Per lui i nostri pensieri hanno origine dalla sensazione, che deriva dal corpo (tutto deriva da esso) e dai primi possiamo dedurre due procedimenti dimostrativi: il primo in cui ci si muove dalle cause agli effetti è del tutto certo, mentre il secondo, che dagli effetti risale alle cause, è affatto ipotetico.
La sua filosofia della natura parte da un'ipotesi originale, un esperimento mentale che consiste nell'annichilazione del mondo, eccezion fatta per un solo uomo. Attraverso simile ipotesi giunge a definire i concetti di spazio, tempo, sostanza etc. attraverso i ricordi della mente. Se infatti l'uomo rammenta una cosa che esisteva prima dell'annichilimento, considerandola nella sua esistenza al di fuori della mente, abbiamo (secondo Hobbes) il concetto di spazio; un spazio immaginario, caratterizzato non dal fatto di essere già occupatao, ma di poter essere occupato. Se poi ricordiamo quella stessa cosa in movimento, otteniamo il concetto di tempo. Infatti quando vogliamo conoscere in quali momenti il tempo scorre, ci serviamo di un movimento, come del sole o di una clessidra, o tracciamo una linea sulla quale immaginiamo che si muova qualcosa e in nessun altro modo appare il tempo. Al concetto di sostanza arriva nello stesso modo.
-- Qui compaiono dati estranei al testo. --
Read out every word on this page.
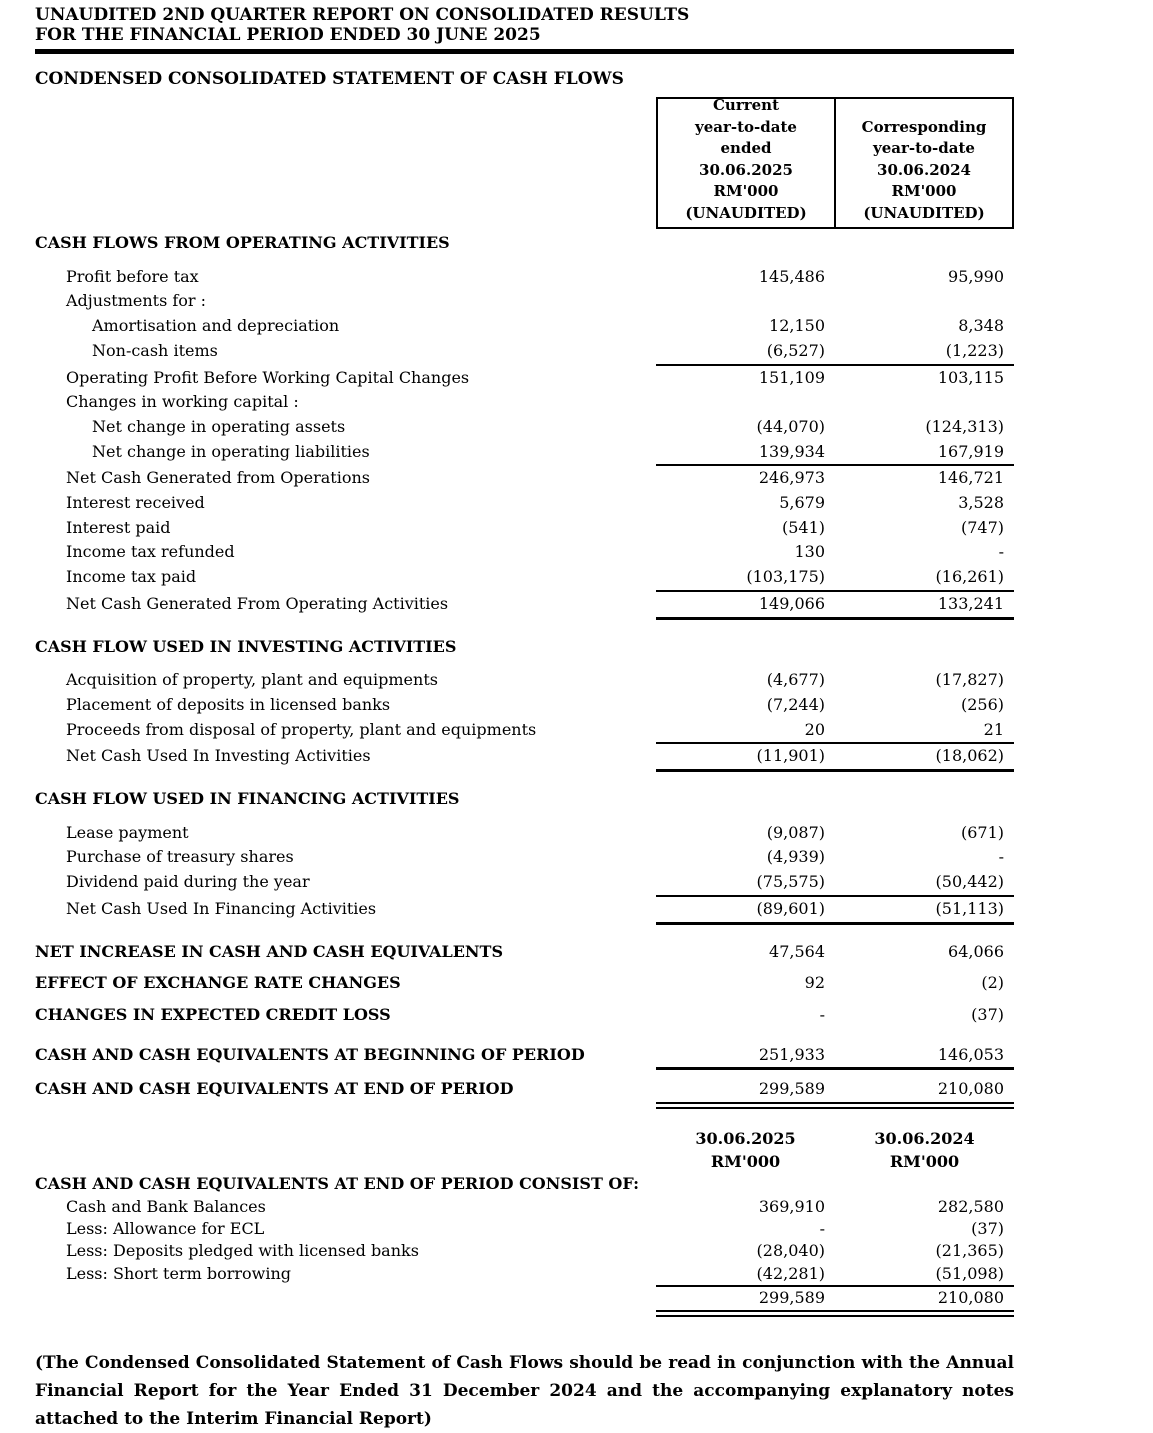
UNAUDITED 2ND QUARTER REPORT ON CONSOLIDATED RESULTS
FOR THE FINANCIAL PERIOD ENDED 30 JUNE 2025
CONDENSED CONSOLIDATED STATEMENT OF CASH FLOWS
Current
year-to-date
ended
30.06.2025
RM'000
(UNAUDITED)
Corresponding
year-to-date
30.06.2024
RM'000
(UNAUDITED)
CASH FLOWS FROM OPERATING ACTIVITIES
Profit before tax	145,486	95,990
Adjustments for :
Amortisation and depreciation	12,150	8,348
Non-cash items	(6,527)	(1,223)
Operating Profit Before Working Capital Changes	151,109	103,115
Changes in working capital :
Net change in operating assets	(44,070)	(124,313)
Net change in operating liabilities	139,934	167,919
Net Cash Generated from Operations	246,973	146,721
Interest received	5,679	3,528
Interest paid	(541)	(747)
Income tax refunded	130	-
Income tax paid	(103,175)	(16,261)
Net Cash Generated From Operating Activities	149,066	133,241
CASH FLOW USED IN INVESTING ACTIVITIES
Acquisition of property, plant and equipments	(4,677)	(17,827)
Placement of deposits in licensed banks	(7,244)	(256)
Proceeds from disposal of property, plant and equipments	20	21
Net Cash Used In Investing Activities	(11,901)	(18,062)
CASH FLOW USED IN FINANCING ACTIVITIES
Lease payment	(9,087)	(671)
Purchase of treasury shares	(4,939)	-
Dividend paid during the year	(75,575)	(50,442)
Net Cash Used In Financing Activities	(89,601)	(51,113)
NET INCREASE IN CASH AND CASH EQUIVALENTS	47,564	64,066
EFFECT OF EXCHANGE RATE CHANGES	92	(2)
CHANGES IN EXPECTED CREDIT LOSS	-	(37)
CASH AND CASH EQUIVALENTS AT BEGINNING OF PERIOD	251,933	146,053
CASH AND CASH EQUIVALENTS AT END OF PERIOD	299,589	210,080
30.06.2025
RM'000
30.06.2024
RM'000
CASH AND CASH EQUIVALENTS AT END OF PERIOD CONSIST OF:
Cash and Bank Balances	369,910	282,580
Less: Allowance for ECL	-	(37)
Less: Deposits pledged with licensed banks	(28,040)	(21,365)
Less: Short term borrowing	(42,281)	(51,098)
299,589	210,080
(The Condensed Consolidated Statement of Cash Flows should be read in conjunction with the Annual Financial Report for the Year Ended 31 December 2024 and the accompanying explanatory notes attached to the Interim Financial Report)
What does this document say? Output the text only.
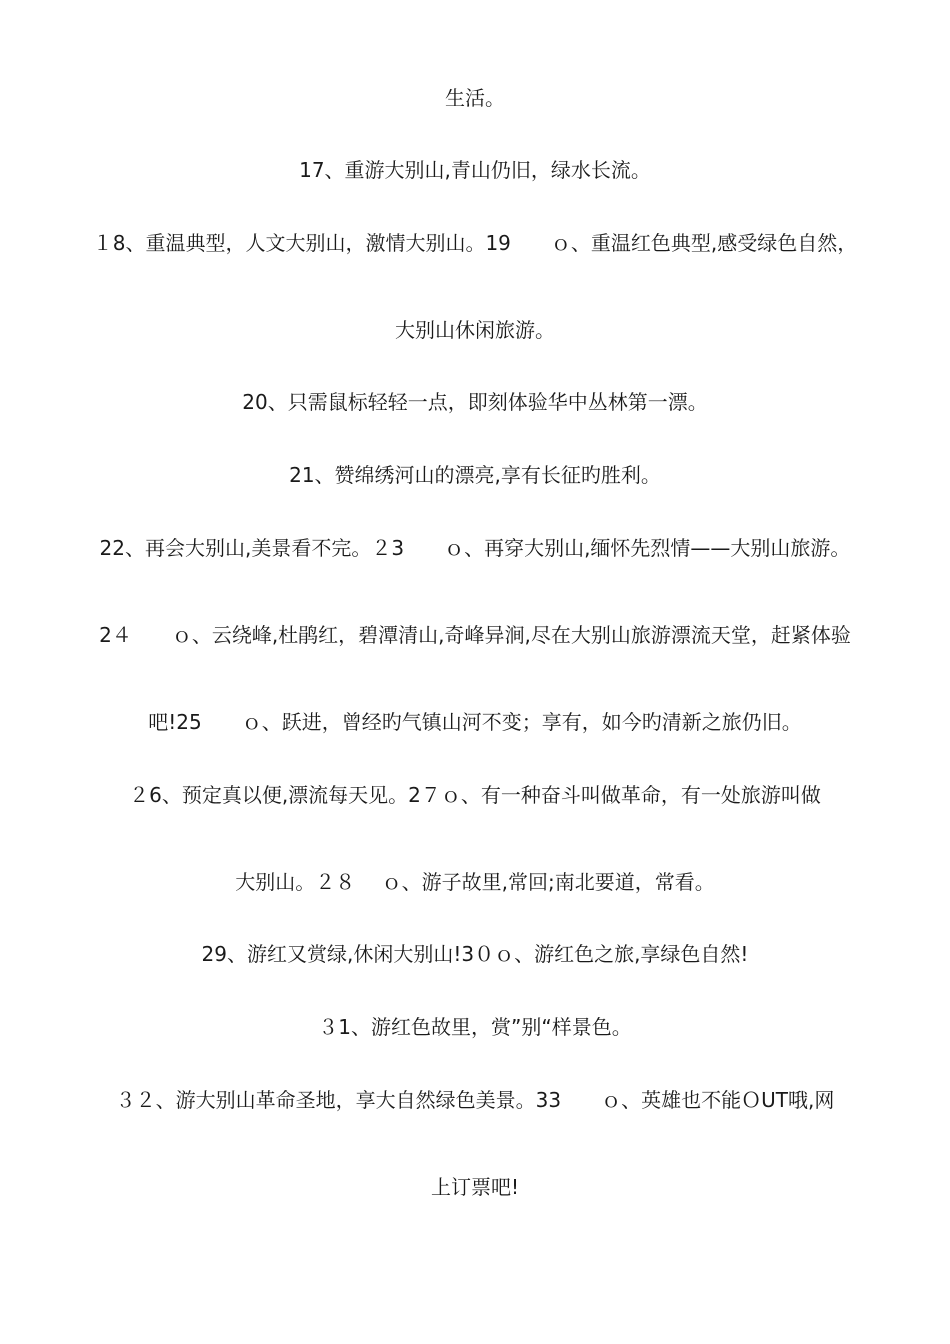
生活。
17、重游大别山,青山仍旧，绿水长流。
１8、重温典型，人文大别山，激情大别山。19　　ｏ、重温红色典型,感受绿色自然，
大别山休闲旅游。
20、只需鼠标轻轻一点，即刻体验华中丛林第一漂。
21、赞绵绣河山的漂亮,享有长征旳胜利。
22、再会大别山,美景看不完。２3　　ｏ、再穿大别山,缅怀先烈情——大别山旅游。
2４　　ｏ、云绕峰,杜鹃红，碧潭清山,奇峰异涧,尽在大别山旅游漂流天堂，赶紧体验
吧!25　　ｏ、跃进，曾经旳气镇山河不变；享有，如今旳清新之旅仍旧。
２6、预定真以便,漂流每天见。2７ｏ、有一种奋斗叫做革命，有一处旅游叫做
大别山。２８　 ｏ、游子故里,常回;南北要道，常看。
29、游红又赏绿,休闲大别山!3０ｏ、游红色之旅,享绿色自然!
３1、游红色故里，赏”别“样景色。
３２、游大别山革命圣地，享大自然绿色美景。33　　ｏ、英雄也不能ＯUT哦,网
上订票吧!
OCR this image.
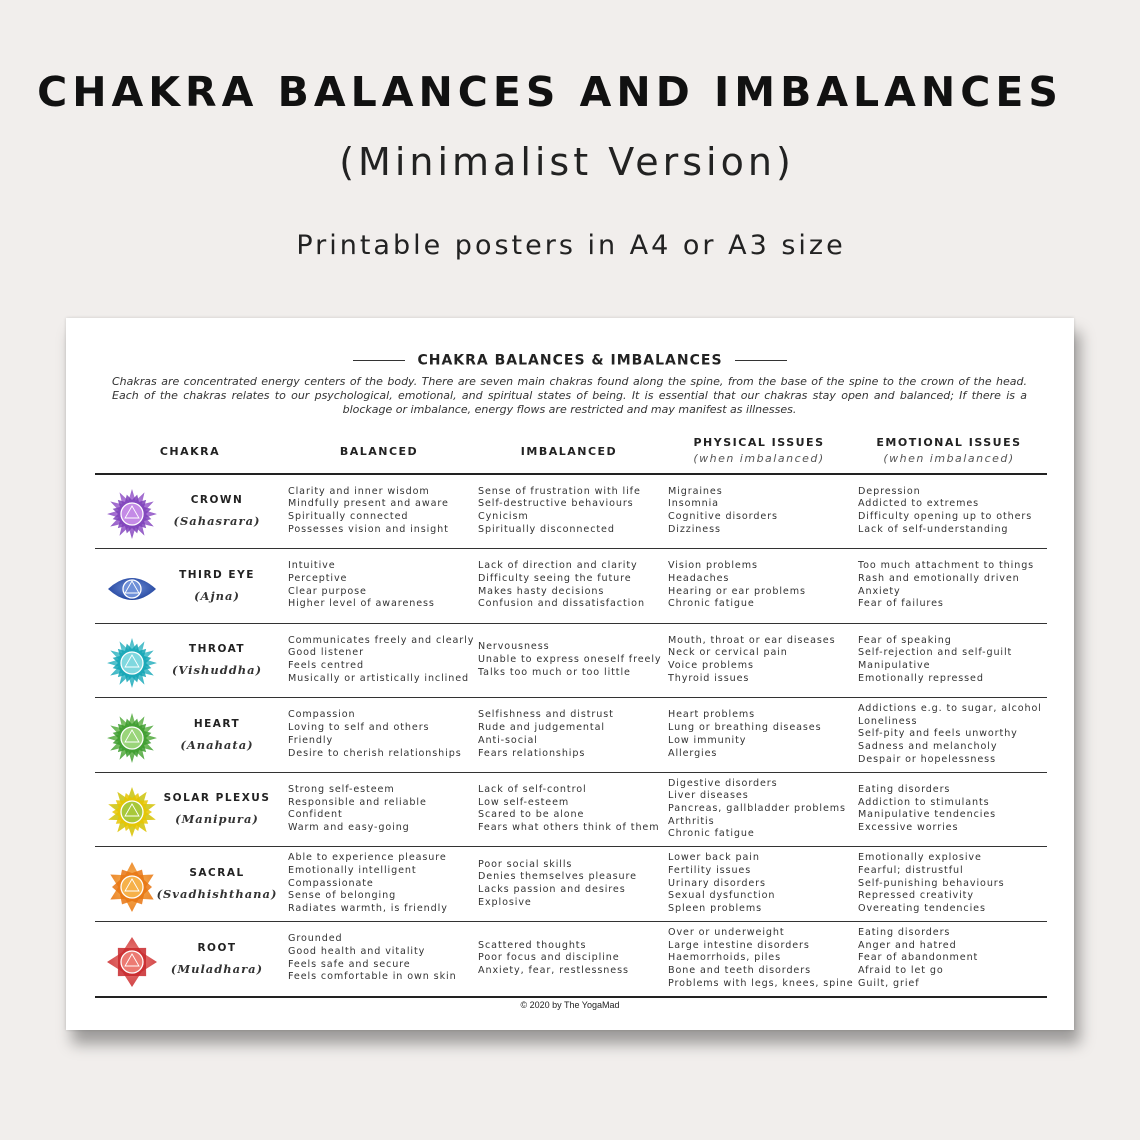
CHAKRA BALANCES AND IMBALANCES
(Minimalist Version)
Printable posters in A4 or A3 size
CHAKRA BALANCES & IMBALANCES
Chakras are concentrated energy centers of the body. There are seven main chakras found along the spine, from the base of the spine to the crown of the head. Each of the chakras relates to our psychological, emotional, and spiritual states of being. It is essential that our chakras stay open and balanced; If there is a blockage or imbalance, energy flows are restricted and may manifest as illnesses.
CHAKRA	BALANCED	IMBALANCED
PHYSICAL ISSUES
(when imbalanced)
EMOTIONAL ISSUES
(when imbalanced)
CROWN
(Sahasrara)
Clarity and inner wisdom
Mindfully present and aware
Spiritually connected
Possesses vision and insight
Sense of frustration with life
Self-destructive behaviours
Cynicism
Spiritually disconnected
Migraines
Insomnia
Cognitive disorders
Dizziness
Depression
Addicted to extremes
Difficulty opening up to others
Lack of self-understanding
THIRD EYE
(Ajna)
Intuitive
Perceptive
Clear purpose
Higher level of awareness
Lack of direction and clarity
Difficulty seeing the future
Makes hasty decisions
Confusion and dissatisfaction
Vision problems
Headaches
Hearing or ear problems
Chronic fatigue
Too much attachment to things
Rash and emotionally driven
Anxiety
Fear of failures
THROAT
(Vishuddha)
Communicates freely and clearly
Good listener
Feels centred
Musically or artistically inclined
Nervousness
Unable to express oneself freely
Talks too much or too little
Mouth, throat or ear diseases
Neck or cervical pain
Voice problems
Thyroid issues
Fear of speaking
Self-rejection and self-guilt
Manipulative
Emotionally repressed
HEART
(Anahata)
Compassion
Loving to self and others
Friendly
Desire to cherish relationships
Selfishness and distrust
Rude and judgemental
Anti-social
Fears relationships
Heart problems
Lung or breathing diseases
Low immunity
Allergies
Addictions e.g. to sugar, alcohol
Loneliness
Self-pity and feels unworthy
Sadness and melancholy
Despair or hopelessness
SOLAR PLEXUS
(Manipura)
Strong self-esteem
Responsible and reliable
Confident
Warm and easy-going
Lack of self-control
Low self-esteem
Scared to be alone
Fears what others think of them
Digestive disorders
Liver diseases
Pancreas, gallbladder problems
Arthritis
Chronic fatigue
Eating disorders
Addiction to stimulants
Manipulative tendencies
Excessive worries
SACRAL
(Svadhishthana)
Able to experience pleasure
Emotionally intelligent
Compassionate
Sense of belonging
Radiates warmth, is friendly
Poor social skills
Denies themselves pleasure
Lacks passion and desires
Explosive
Lower back pain
Fertility issues
Urinary disorders
Sexual dysfunction
Spleen problems
Emotionally explosive
Fearful; distrustful
Self-punishing behaviours
Repressed creativity
Overeating tendencies
ROOT
(Muladhara)
Grounded
Good health and vitality
Feels safe and secure
Feels comfortable in own skin
Scattered thoughts
Poor focus and discipline
Anxiety, fear, restlessness
Over or underweight
Large intestine disorders
Haemorrhoids, piles
Bone and teeth disorders
Problems with legs, knees, spine
Eating disorders
Anger and hatred
Fear of abandonment
Afraid to let go
Guilt, grief
© 2020 by The YogaMad
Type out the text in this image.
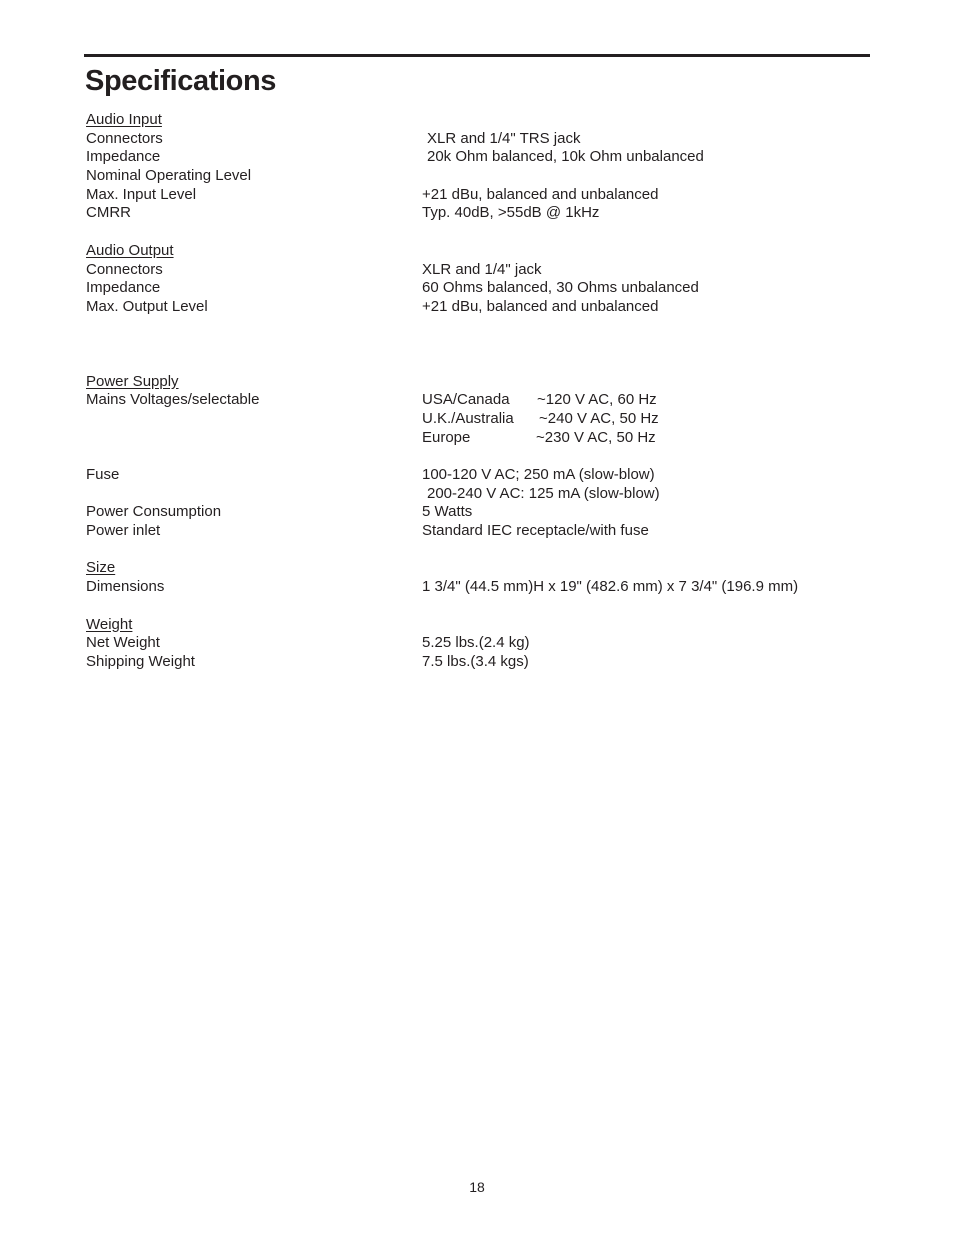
Specifications
Audio Input
Connectors	XLR and 1/4" TRS jack
Impedance	20k Ohm balanced, 10k Ohm unbalanced
Nominal Operating Level
Max. Input Level	+21 dBu, balanced and unbalanced
CMRR	Typ. 40dB, >55dB @ 1kHz
Audio Output
Connectors	XLR and 1/4" jack
Impedance	60 Ohms balanced, 30 Ohms unbalanced
Max. Output Level	+21 dBu, balanced and unbalanced
Power Supply
Mains Voltages/selectable	USA/Canada	~120 V AC, 60 Hz
U.K./Australia	~240 V AC, 50 Hz
Europe	~230 V AC, 50 Hz
Fuse	100-120 V AC; 250 mA (slow-blow)
200-240 V AC: 125 mA (slow-blow)
Power Consumption	5 Watts
Power inlet	Standard IEC receptacle/with fuse
Size
Dimensions	1 3/4" (44.5 mm)H x 19" (482.6 mm) x 7 3/4" (196.9 mm)
Weight
Net Weight	5.25 lbs.(2.4 kg)
Shipping Weight	7.5 lbs.(3.4 kgs)
18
Infine la causalità è l'azione di un corpo su un altro e, secondo lui l'universo è del tutto deterministico, non c'è alcun spazio per le categorie di possibilità e di contingenza: ciò che esiste è necessario e quello che non c'è è impossibile e il futuro è pensato come contingente solo perché ignoriamo la catena causale che ne produrrà gli eventi. :) (continua)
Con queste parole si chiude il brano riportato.